La sainte mère l’enseigne avec sa sagesse et sa foi ardente. Elle était convaincue que l’union mystique et intérieure par laquelle Dieu unit l’âme à lui, comme en la « scellant » de son amour, imprègne et transforme toute notre vie. Elle ne nous sépare pas de nos occupations quotidiennes ni nous suggère une évasion vers les choses de l’esprit. Thérèse affirme la nécessité d’un temps consacré au silence et à la prière, qui doit être compris comme la source de l’apostolat et de toutes les tâches quotidiennes que le Seigneur nous demande pour servir l’Église.
En effet, elle affirme : « Marthe et Marie doivent aller ensemble pour loger le Seigneur et le garder toujours avec elles, et ne pas le mal loger en ne lui donnant pas à manger ; comment Marie, qui est toujours assise à ses pieds, pourrait-elle lui donner à manger, si sa sœur ne l’aidait pas ? Sa nourriture, c’est que de toutes les manières nous puissions atteindre les âmes pour qu’elles soient sauvées et qu’elles le louent toujours. » (Sainte Thérèse de Jésus, Les Vies, VII, IV, 12). Voilà pour la citation, que vous connaissez mieux que moi.
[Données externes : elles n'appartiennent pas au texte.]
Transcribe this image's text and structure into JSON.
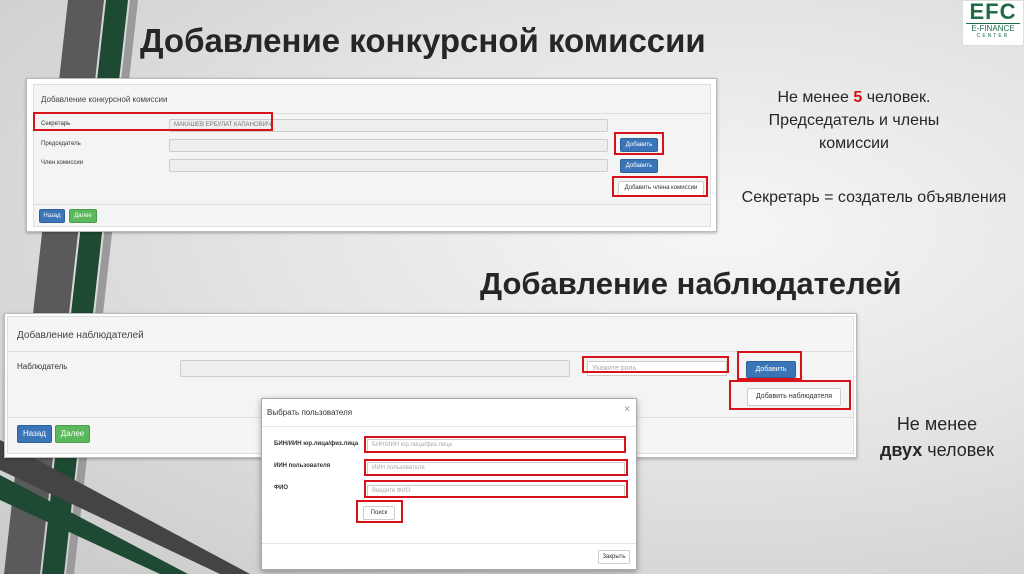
{
  "logo": {
    "big": "EFC",
    "small": "E-FINANCE",
    "tiny": "CENTER"
  },
  "headings": {
    "commission": "Добавление конкурсной комиссии",
    "observers": "Добавление наблюдателей"
  },
  "notes": {
    "min_prefix": "Не менее ",
    "min_count": "5",
    "min_suffix": " человек.",
    "line2": "Председатель и члены",
    "line3": "комиссии",
    "secretary": "Секретарь = создатель объявления",
    "observers_line1": "Не менее",
    "observers_bold": "двух",
    "observers_suffix": " человек"
  },
  "commission_form": {
    "title": "Добавление конкурсной комиссии",
    "secretary_label": "Секретарь",
    "secretary_value": "МАКАШЕВ ЕРБУЛАТ КАПАНОВИЧ",
    "chairman_label": "Председатель",
    "chairman_value": "",
    "member_label": "Член комиссии",
    "member_value": "",
    "add_label": "Добавить",
    "add_member_label": "Добавить члена комиссии",
    "back_label": "Назад",
    "next_label": "Далее"
  },
  "observers_form": {
    "title": "Добавление наблюдателей",
    "observer_label": "Наблюдатель",
    "observer_value": "",
    "role_placeholder": "Укажите роль",
    "add_label": "Добавить",
    "add_observer_label": "Добавить наблюдателя",
    "back_label": "Назад",
    "next_label": "Далее"
  },
  "modal": {
    "title": "Выбрать пользователя",
    "close_glyph": "×",
    "bin_label": "БИН/ИИН юр.лица/физ.лица",
    "bin_placeholder": "БИН/ИИН юр.лица/физ.лица",
    "iin_label": "ИИН пользователя",
    "iin_placeholder": "ИИН пользователя",
    "fio_label": "ФИО",
    "fio_placeholder": "Введите ФИО",
    "search_label": "Поиск",
    "close_label": "Закрыть"
  }
}
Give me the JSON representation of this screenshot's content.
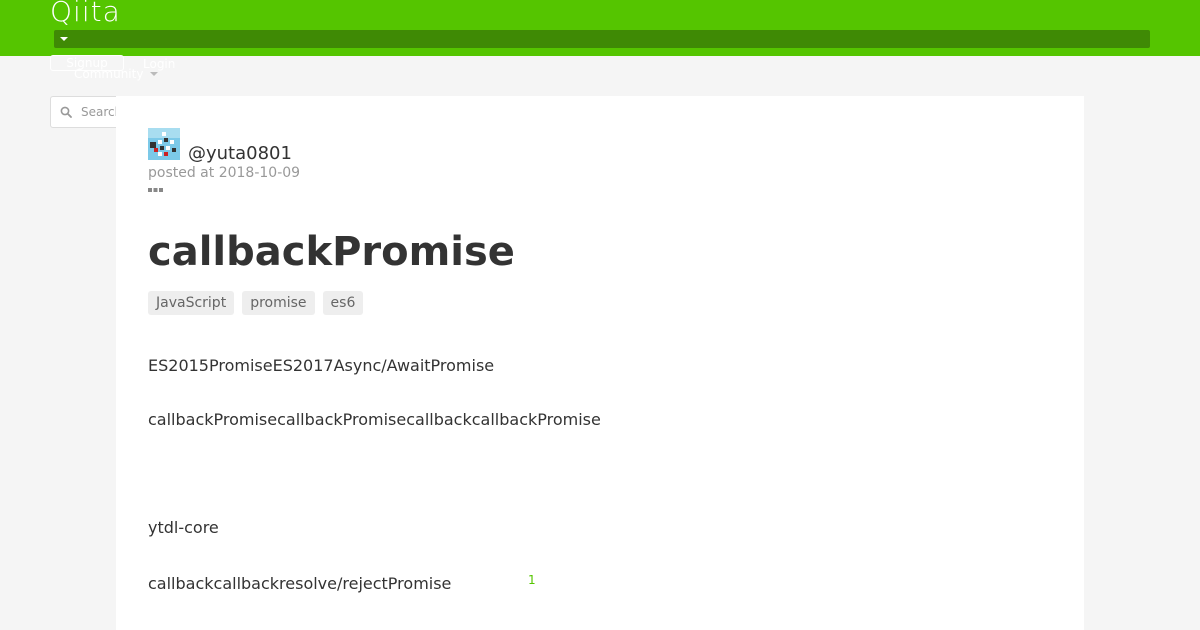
{
  "header": {
    "logo_text": "Qiita",
    "signup_label": "Signup",
    "login_label": "Login",
    "community_label": "Community"
  },
  "search": {
    "placeholder": "Search"
  },
  "article": {
    "author": "@yuta0801",
    "posted": "posted at 2018-10-09",
    "title": "callbackPromise",
    "tags": [
      "JavaScript",
      "promise",
      "es6"
    ],
    "paragraphs": [
      "ES2015PromiseES2017Async/AwaitPromise",
      "callbackPromisecallbackPromisecallbackcallbackPromise",
      "ytdl-core",
      "callbackcallbackresolve/rejectPromise"
    ],
    "footnote_ref": "1"
  },
  "colors": {
    "brand": "#55c500",
    "header_dark": "#3f8a05"
  },
  "icons": {
    "search": "search-icon",
    "more": "more-icon",
    "caret": "chevron-down-icon"
  }
}
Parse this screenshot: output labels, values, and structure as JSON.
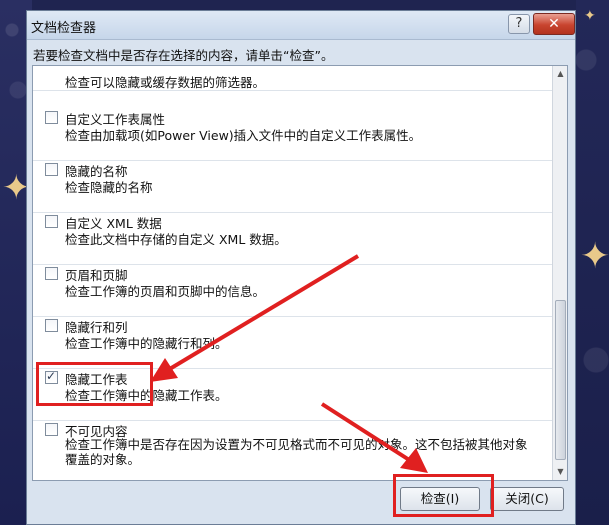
{
  "window": {
    "title": "文档检查器",
    "help_label": "?",
    "close_label": "✕"
  },
  "instruction": "若要检查文档中是否存在选择的内容，请单击“检查”。",
  "items": [
    {
      "title": "",
      "desc": "检查可以隐藏或缓存数据的筛选器。",
      "checked": false
    },
    {
      "title": "自定义工作表属性",
      "desc": "检查由加载项(如Power View)插入文件中的自定义工作表属性。",
      "checked": false
    },
    {
      "title": "隐藏的名称",
      "desc": "检查隐藏的名称",
      "checked": false
    },
    {
      "title": "自定义 XML 数据",
      "desc": "检查此文档中存储的自定义 XML 数据。",
      "checked": false
    },
    {
      "title": "页眉和页脚",
      "desc": "检查工作簿的页眉和页脚中的信息。",
      "checked": false
    },
    {
      "title": "隐藏行和列",
      "desc": "检查工作簿中的隐藏行和列。",
      "checked": false
    },
    {
      "title": "隐藏工作表",
      "desc": "检查工作簿中的隐藏工作表。",
      "checked": true
    },
    {
      "title": "不可见内容",
      "desc": "检查工作簿中是否存在因为设置为不可见格式而不可见的对象。这不包括被其他对象覆盖的对象。",
      "checked": false
    }
  ],
  "buttons": {
    "inspect": "检查(I)",
    "close": "关闭(C)"
  },
  "colors": {
    "annotation_red": "#e02020",
    "background_navy": "#1f2450",
    "dialog_bg": "#d9e3ef"
  }
}
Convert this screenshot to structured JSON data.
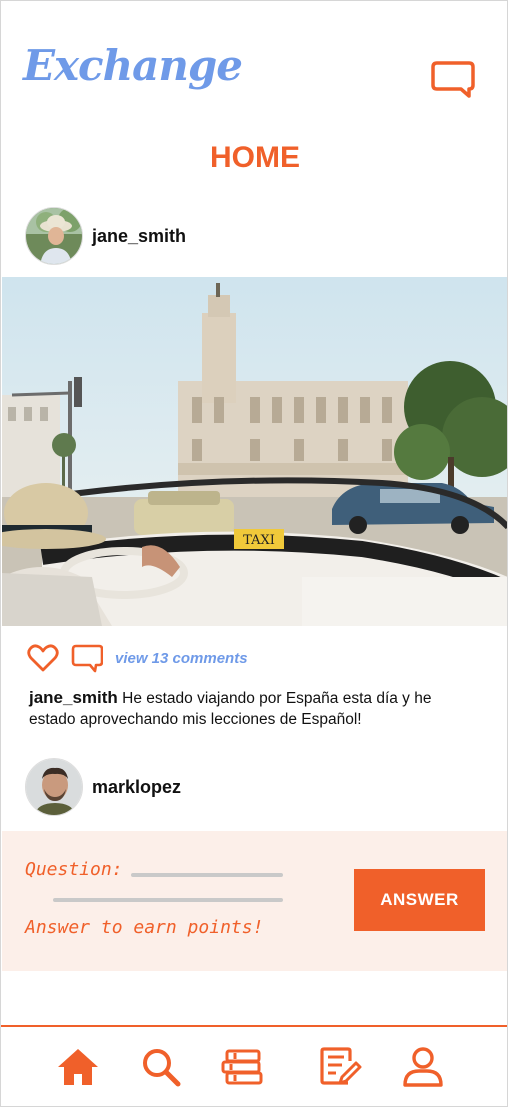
{
  "app": {
    "logo_text": "Exchange"
  },
  "header": {
    "title": "HOME",
    "chat_icon": "chat-bubble-icon"
  },
  "posts": [
    {
      "username": "jane_smith",
      "likes_icon": "heart-icon",
      "comment_icon": "comment-icon",
      "view_comments": "view 13 comments",
      "caption_user": "jane_smith",
      "caption_text": " He estado viajando por España esta día y he estado aprovechando mis lecciones de Español!"
    },
    {
      "username": "marklopez"
    }
  ],
  "question": {
    "label": "Question:",
    "hint": "Answer to earn points!",
    "button_label": "ANSWER"
  },
  "nav": {
    "items": [
      "home-icon",
      "search-icon",
      "books-icon",
      "notes-icon",
      "profile-icon"
    ]
  },
  "colors": {
    "accent": "#f0602a",
    "secondary": "#6f9ae8",
    "card_bg": "#fcefe9"
  }
}
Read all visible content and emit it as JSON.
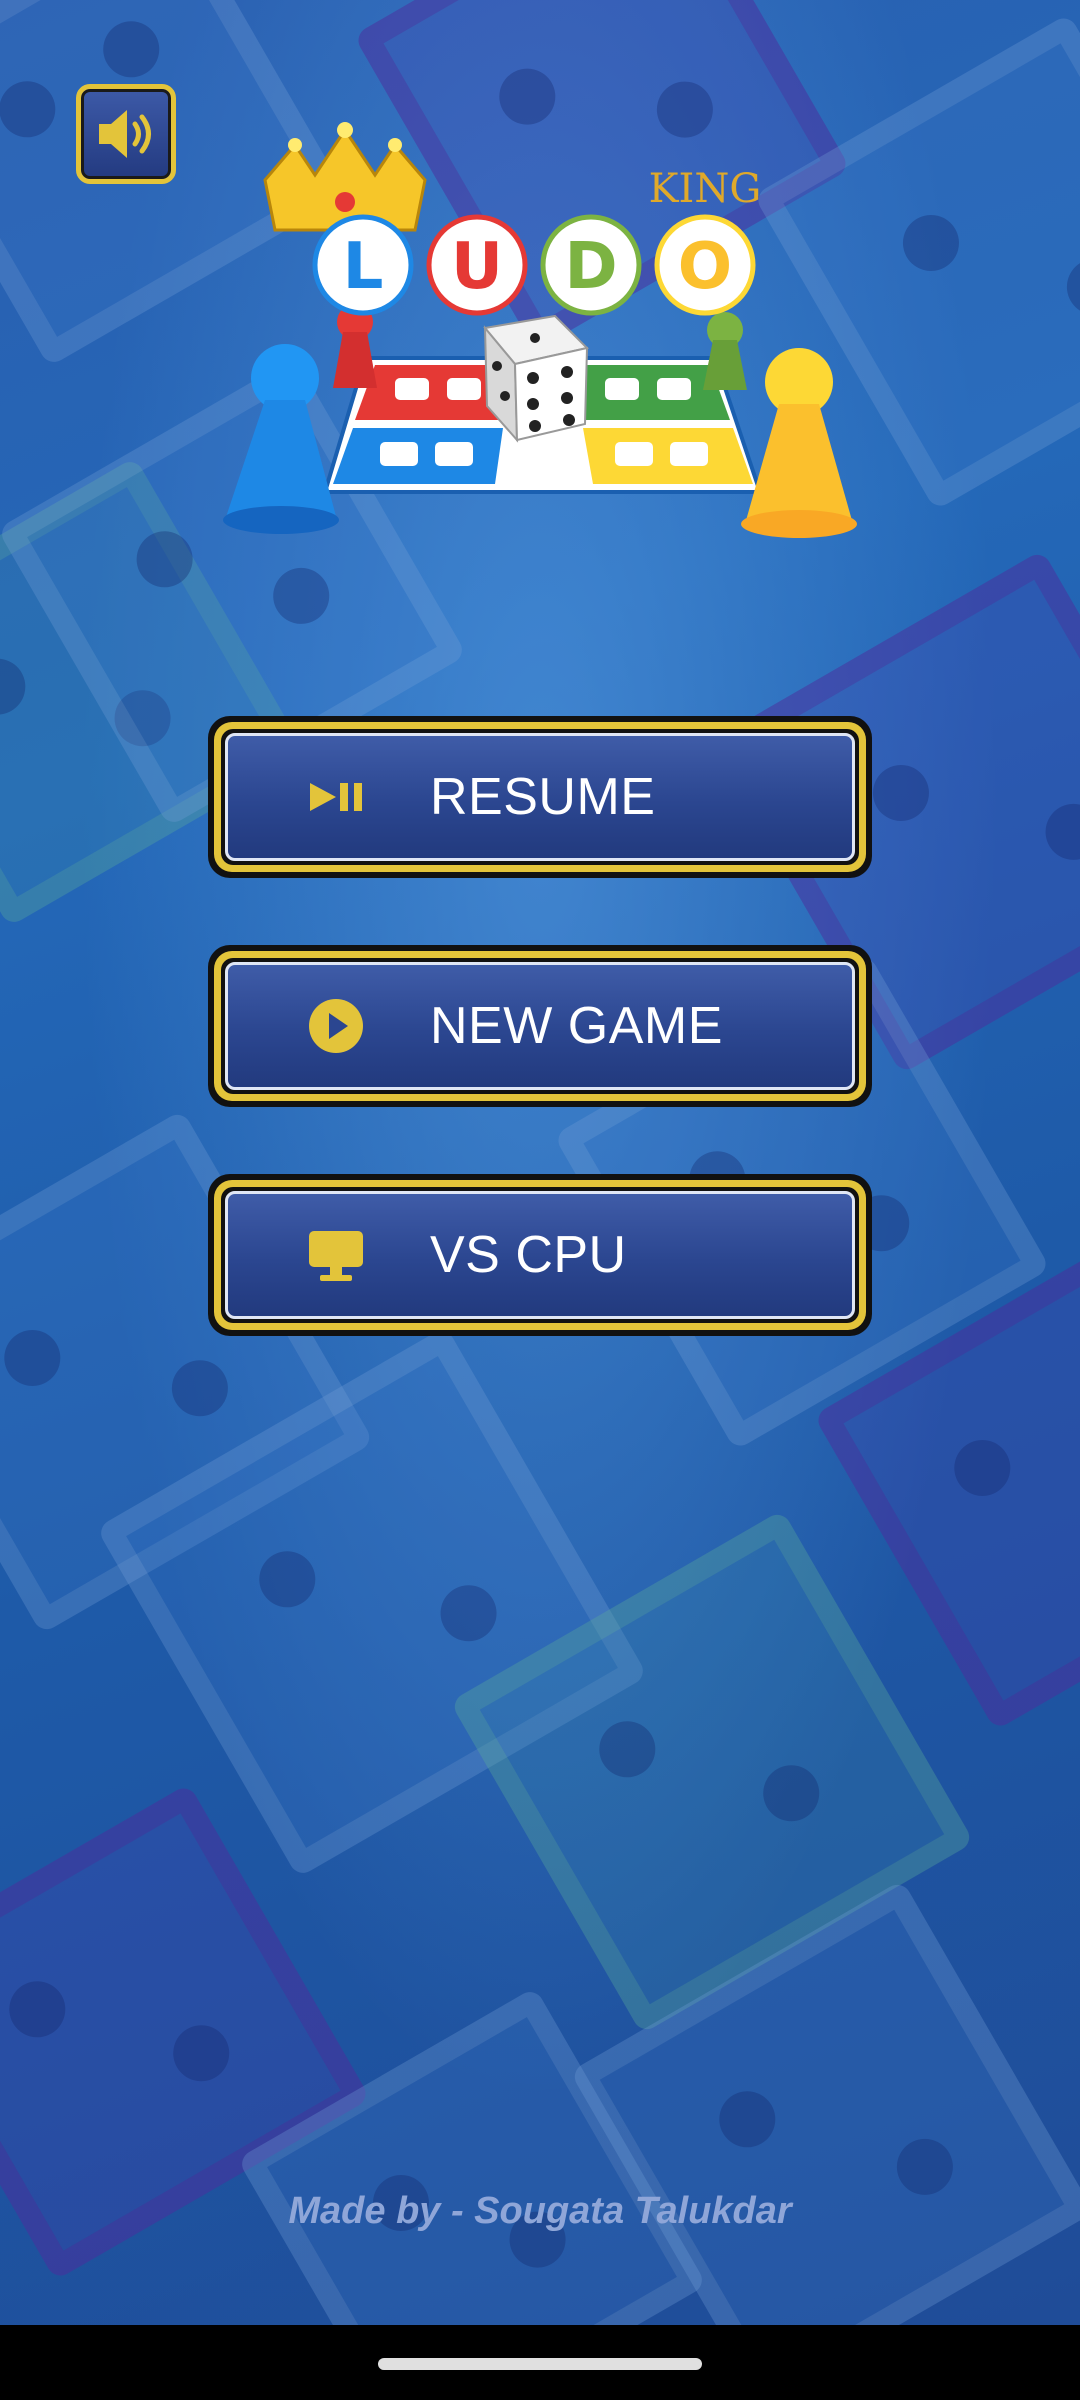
{
  "app": {
    "logo_text_top": "KING",
    "logo_letters": [
      "L",
      "U",
      "D",
      "O"
    ]
  },
  "sound_button": {
    "icon": "speaker-icon",
    "state": "on"
  },
  "menu": {
    "buttons": [
      {
        "label": "RESUME",
        "icon": "play-pause-icon"
      },
      {
        "label": "NEW GAME",
        "icon": "play-circle-icon"
      },
      {
        "label": "VS CPU",
        "icon": "monitor-icon"
      }
    ]
  },
  "footer": {
    "credit": "Made by - Sougata Talukdar"
  },
  "colors": {
    "accent_gold": "#e3c43a",
    "button_blue": "#2b4690",
    "background_blue": "#1e5aa8"
  }
}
De cette façon, la vie contemplative ne court pas le risque d’être réduite à une forme d’inertie spirituelle, distrayant des responsabilités de la vie quotidienne. Un prêtre qui ne connaît pas ce type de mystique les a appelées « les moniales endormies » qui vivent en dormant. Mais la vie contemplative continue à fournir la lumière intérieure pour le discernement. Et de quelle lumière avez-vous besoin pour réviser les constitutions, face aux nombreux problèmes concrets des monastères et de la vie de la communauté ? La lumière est celle-ci : l’espérance dans l’Évangile. Mais toujours enracinée dans les pères fondateurs, dans la mère fondatrice et dans saint Jean.
L’espérance de l’Évangile est différente des illusions basées sur les calculs humains. Elle signifie s’abandonner à Dieu, apprendre à lire les signes qu’il nous donne pour discerner l’avenir. Il faut prendre une décision audacieuse et risquée même si le but vers lequel elle nous conduira reste caché sur le moment. C’est ne pas se fier uniquement à des stratégies humaines, des stratégies défensives lorsqu’il s’agit de réfléchir sur un monastère à sauver ou à abandonner, sur des formes de vie communautaire, sur des vocations.
Les stratégies défensives sont le fruit d’un retour nostalgique au passé ; cela ne marche pas, la nostalgie ne marche pas. L’espérance évangélique va dans l’autre sens, elle nous donne la joie de l’histoire que nous avons vécue jusqu’à présent, mais elle nous rend capables de regarder vers l’avenir, avec ces racines que nous avons reçues. C’est ce qu’on appelle préserver le charisme, l’illusion d’aller de l’avant, et cela fonctionne vraiment.
Regardez vers l’avenir. C’est ce que je vous souhaite. Regardez l’avenir avec l’espérance évangélique, pieds nus, c’est-à-dire avec la liberté de l’abandon à Dieu. Regardez l’avenir avec vos racines dans le passé. Et que cette immersion totale dans la présence du Seigneur vous donne toujours la joie de la fraternité et de l’amour réciproque.
Que la Sainte Vierge soit avec vous. De tout cœur, je vous bénis tous, je bénis votre travail durant ces jours, je bénis vos communautés, je bénis les moniales du monastère. Et je vous demande de continuer à prier pour moi, pour moi, et non contre moi.